By Chris de Beer, Africa regional manager at Infosource

The industry refers to this category as copier/MFP. First quarter unit sales for the office segment are up compared with the equivalent periods over the past four years. What’s significant is that we base this on actual unit sales at the point of sale, rather than estimated data, or data based on units in warehouses, so these are units working at customers right now.

It shows actual spend and these are good signs considering we are routinely told that budgets are pressured, because it demonstrates that people are reinvigorating operational activities.

The actual numbers for both black and white and colour for the category, across all output speeds, were 18 944 in 2018, 19 561 in 2019, unsurprisingly dipping to 8 987 in 2020, but swinging back up to 20 756 for the first quarter this year.

However, while this reflects a generally positive trend, there has been some pandemic-related shakeout in the industry. Some vendors, distributors and channel operations are already refocusing their efforts to differentiate as they position to enhance individual market traction.

General trends such as laser bias, with A3 colour in the office, and inkjet bias, with A4 mono in the home office, continue.
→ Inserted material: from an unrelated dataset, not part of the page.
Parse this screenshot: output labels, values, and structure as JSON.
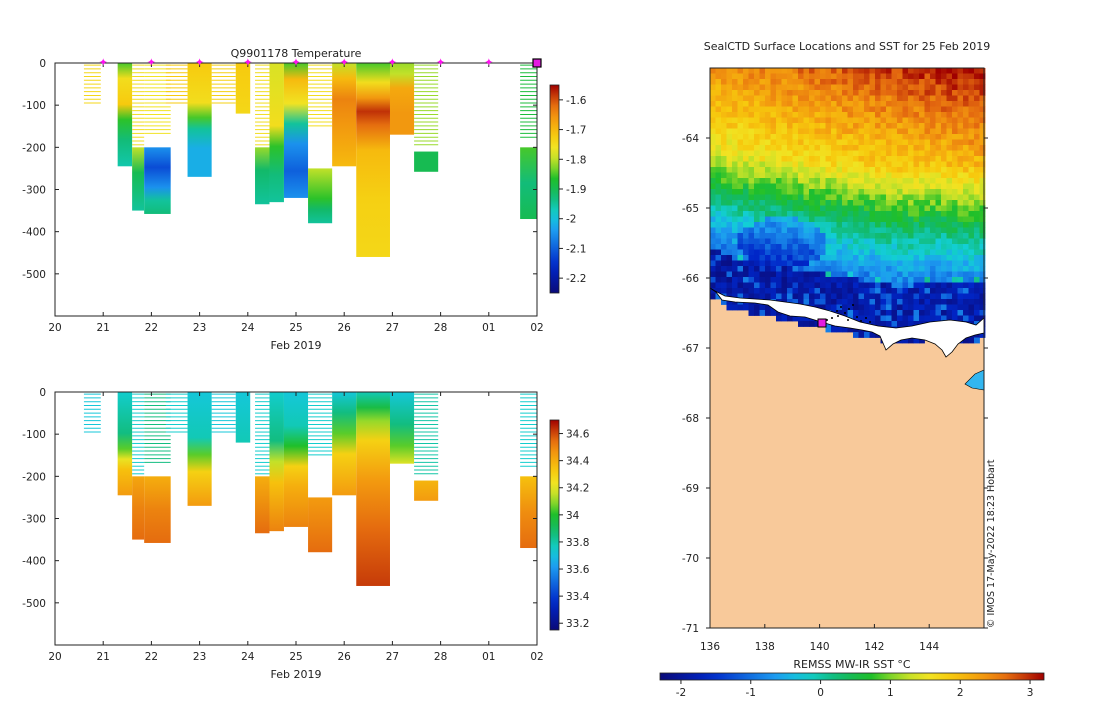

But driving continued use, and refresh, of print, scan and copy technologies for document creation and capture, is the increasing rate of digitalisation of workflows and processes.

But the digital transformation of some industries in sub-Sahara Africa outpaces others. For example, the financial services, consulting, retail, healthcare and legal sectors are generally farther along in their digital transformation than others. But that is not necessarily true of every organisation within those sectors or those from others.

Digital transformation is a strong indicator of an organisation’s ability to operate remote or hybrid workplaces, both of which encourage greater volume of A4 mono and capture device sales and the consequent appetite for paper document creation and data capture from them.

We see continuing evidence that digital transformation does not necessarily equate to reduced paper usage. The legal profession, for example, although vigorously digitalising, continues to rely heavily on paper documents to feed the largely manual legal processes.

Our field research also shows, for example, that many financial services back-office workers have returned to workplaces and they continue to produce large volumes of printed documents. We also see correlation of high volumes of paper documents and capture requirements within those and other environments.

While many organisations run stricter budget processes and budgets generally are accepted to be under strain, spend on office print and capture devices remains firm and is, in some cases, growing, particularly in the legal, financial services, and healthcare sectors.

Allied to these trends is the effect on cybersecurity risk, particularly in the home office environment. The key challenges are securing organisational networks, systems and sensitive company and customer data without restricting accessibility or productivity.

Undoubtedly, the dynamics of the markets are affected by the global pandemic, but the numbers and industry sentiment suggest this will shake out along lines of traditional vendor strengths, and support speculation as well as other evidence of economic recovery.